DINHEIRO ? E quando virá o reconhecimento das agências de risco? MEIRELLES ? Virá em mais de uma etapa e não acho que todas as agências irão se mover no mesmo momento. Até porque hoje elas são mais conservadoras, em função da pressão decorrente da crise do subprime imobiliário.

DINHEIRO ? E como o sr. vê essa crise americana?
MEIRELLES ? Haverá uma redução do crescimento americano, mas o ministro Guido Mantega tem razão quando diz que os Estados Unidos não são mais o centro de gravidade da economia mundial. Hoje, mais de 50% do acréscimo de produto global vem da Ásia.

DINHEIRO ? No Brasil, o sr. prevê crescimento de 4,7% neste ano. É possível acelerar as taxas de crescimento?
MEIRELLES ? O Banco Central não tem projeção para depois de 2007. O mercado, sim, projeta um nível de crescimento continuado nessa faixa, que poderá aumentar, dependendo da nossa capacidade de manter a inflação na meta, de gerar projetos e de investir em infra-estrutura.

DINHEIRO ? A inflação em 2007, mais uma vez, fechará abaixo da meta. Com isso, os juros não poderiam ser menores?
MEIRELLES ? Não existe nenhuma inflação, em nenhum país, que fique cravada no centro da meta. Para isso, existe a margem de tolerância. Quanto aos juros, o BC trabalha prospectivamente. Olha à frente e tem que levar em conta incertezas. Daí a decisão de aguardar mais um pouco.

DINHEIRO ? O sr. tem sido criticado por não dar crédito ao presidente Lula nas palestras que faz sobre a economia.
MEIRELLES ? Evidentemente, o presidente da República é o líder e o responsável pela política econômica. Se nós estamos falando do governo, estamos falando do presidente.
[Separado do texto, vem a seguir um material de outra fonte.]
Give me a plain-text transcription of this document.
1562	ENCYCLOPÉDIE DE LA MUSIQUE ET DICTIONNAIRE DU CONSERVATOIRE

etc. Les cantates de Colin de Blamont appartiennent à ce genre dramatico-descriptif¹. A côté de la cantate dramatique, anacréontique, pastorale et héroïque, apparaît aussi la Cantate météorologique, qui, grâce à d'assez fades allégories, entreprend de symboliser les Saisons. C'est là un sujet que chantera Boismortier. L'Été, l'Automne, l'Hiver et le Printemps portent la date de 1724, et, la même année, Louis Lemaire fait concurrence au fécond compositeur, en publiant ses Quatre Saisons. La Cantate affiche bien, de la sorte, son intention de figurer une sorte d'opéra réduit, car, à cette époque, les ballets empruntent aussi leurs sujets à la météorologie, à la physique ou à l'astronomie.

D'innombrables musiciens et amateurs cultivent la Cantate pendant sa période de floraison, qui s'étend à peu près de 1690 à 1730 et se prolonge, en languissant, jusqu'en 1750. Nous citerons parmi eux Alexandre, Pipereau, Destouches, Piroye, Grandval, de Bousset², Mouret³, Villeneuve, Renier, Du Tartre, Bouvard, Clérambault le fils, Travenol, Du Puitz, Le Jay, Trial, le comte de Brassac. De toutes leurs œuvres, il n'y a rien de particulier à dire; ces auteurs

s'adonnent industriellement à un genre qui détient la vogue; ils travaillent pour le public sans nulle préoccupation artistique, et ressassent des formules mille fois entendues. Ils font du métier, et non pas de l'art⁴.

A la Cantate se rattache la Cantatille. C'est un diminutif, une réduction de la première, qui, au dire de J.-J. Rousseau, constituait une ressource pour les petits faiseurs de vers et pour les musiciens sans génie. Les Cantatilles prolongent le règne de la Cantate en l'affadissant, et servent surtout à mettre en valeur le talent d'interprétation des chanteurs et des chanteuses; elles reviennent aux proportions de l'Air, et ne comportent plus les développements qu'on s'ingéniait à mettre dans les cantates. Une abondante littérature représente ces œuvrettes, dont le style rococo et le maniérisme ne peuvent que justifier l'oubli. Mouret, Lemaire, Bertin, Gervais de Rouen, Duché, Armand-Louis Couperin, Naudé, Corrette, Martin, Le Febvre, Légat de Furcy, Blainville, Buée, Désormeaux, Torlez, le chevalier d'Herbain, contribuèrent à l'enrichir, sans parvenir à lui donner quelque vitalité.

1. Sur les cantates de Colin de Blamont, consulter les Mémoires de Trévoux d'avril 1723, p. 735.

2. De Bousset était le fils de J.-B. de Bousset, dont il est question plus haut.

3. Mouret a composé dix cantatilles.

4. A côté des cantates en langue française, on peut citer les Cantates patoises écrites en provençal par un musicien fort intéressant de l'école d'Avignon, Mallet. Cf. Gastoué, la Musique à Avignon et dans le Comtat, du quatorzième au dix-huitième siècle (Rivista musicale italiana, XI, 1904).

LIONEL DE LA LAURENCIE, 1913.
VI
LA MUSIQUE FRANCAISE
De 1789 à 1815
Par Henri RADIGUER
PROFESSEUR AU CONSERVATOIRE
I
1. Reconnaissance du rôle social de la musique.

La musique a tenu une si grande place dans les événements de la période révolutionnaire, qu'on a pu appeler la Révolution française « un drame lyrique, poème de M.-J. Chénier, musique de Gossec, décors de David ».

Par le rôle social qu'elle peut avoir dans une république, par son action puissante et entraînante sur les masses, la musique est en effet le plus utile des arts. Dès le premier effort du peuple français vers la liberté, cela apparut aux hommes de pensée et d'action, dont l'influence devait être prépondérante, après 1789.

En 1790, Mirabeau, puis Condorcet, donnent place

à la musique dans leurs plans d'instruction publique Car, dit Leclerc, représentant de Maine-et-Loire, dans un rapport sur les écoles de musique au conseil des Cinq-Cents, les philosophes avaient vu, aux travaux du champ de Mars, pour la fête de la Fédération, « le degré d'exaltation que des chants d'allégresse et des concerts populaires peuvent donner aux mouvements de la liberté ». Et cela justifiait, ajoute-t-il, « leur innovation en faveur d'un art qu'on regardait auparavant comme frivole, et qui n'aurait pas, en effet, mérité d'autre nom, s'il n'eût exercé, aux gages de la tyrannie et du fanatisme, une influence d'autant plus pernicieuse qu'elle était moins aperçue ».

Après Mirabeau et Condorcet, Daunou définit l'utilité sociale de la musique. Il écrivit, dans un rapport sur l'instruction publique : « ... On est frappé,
É essa a mensagem que estamos levando ao mundo inteiro.

DINHEIRO ? Uma questão que sempre se levanta é sobre sua ambição política. Afinal, o sr. pretende ou não deixar o Banco Central para disputar cargos públicos?
MEIRELLES ? Eu não tenho intenção de ser candidato a nenhum cargo eletivo.

Quando renunciei ao mandato de deputado federal e fui para o BC sem me filiar a nenhum partido, foi uma opção que traduziu uma escolha: a de colaborar com o País e prestar um serviço público que não é compatível com uma ambição eleitoral. Normalmente, cargo político seria um ministério, que faz obras e realizações.

DINHEIRO ? Mas o BC também tem uma obra, que é a economia estável. MEIRELLES ? Não existem na história muitos exemplos de presidentes de Banco Central que tenham seguido a carreira política. Uma exceção de diretor de autoridade monetária que escolheu esse caminho foi o Cavaco Silva, de Portugal.

DINHEIRO ? Seu projeto então é ficar oito anos no BC?
MEIRELLES ? É continuar o presente trabalho, sem planos de tempo. Depois que eu sair, vamos contemplar qual seria o próximo desafio. Até porque um presidente de Banco Central não deve ter planos pós-BC. Para isso, existe a quarentena. Você recebe o seu salário e tem quatro meses para pensar no que fazer. Aliás, essa minha estadia já é a mais longeva no regime democrático.

DINHEIRO ? O que determinou o sucesso nessa passagem?
MEIRELLES ? O fato de termos sempre estado à frente da curva. Jamais hesitamos em desinflacionar o País. Isso estabilizou definitivamente a economia brasileira.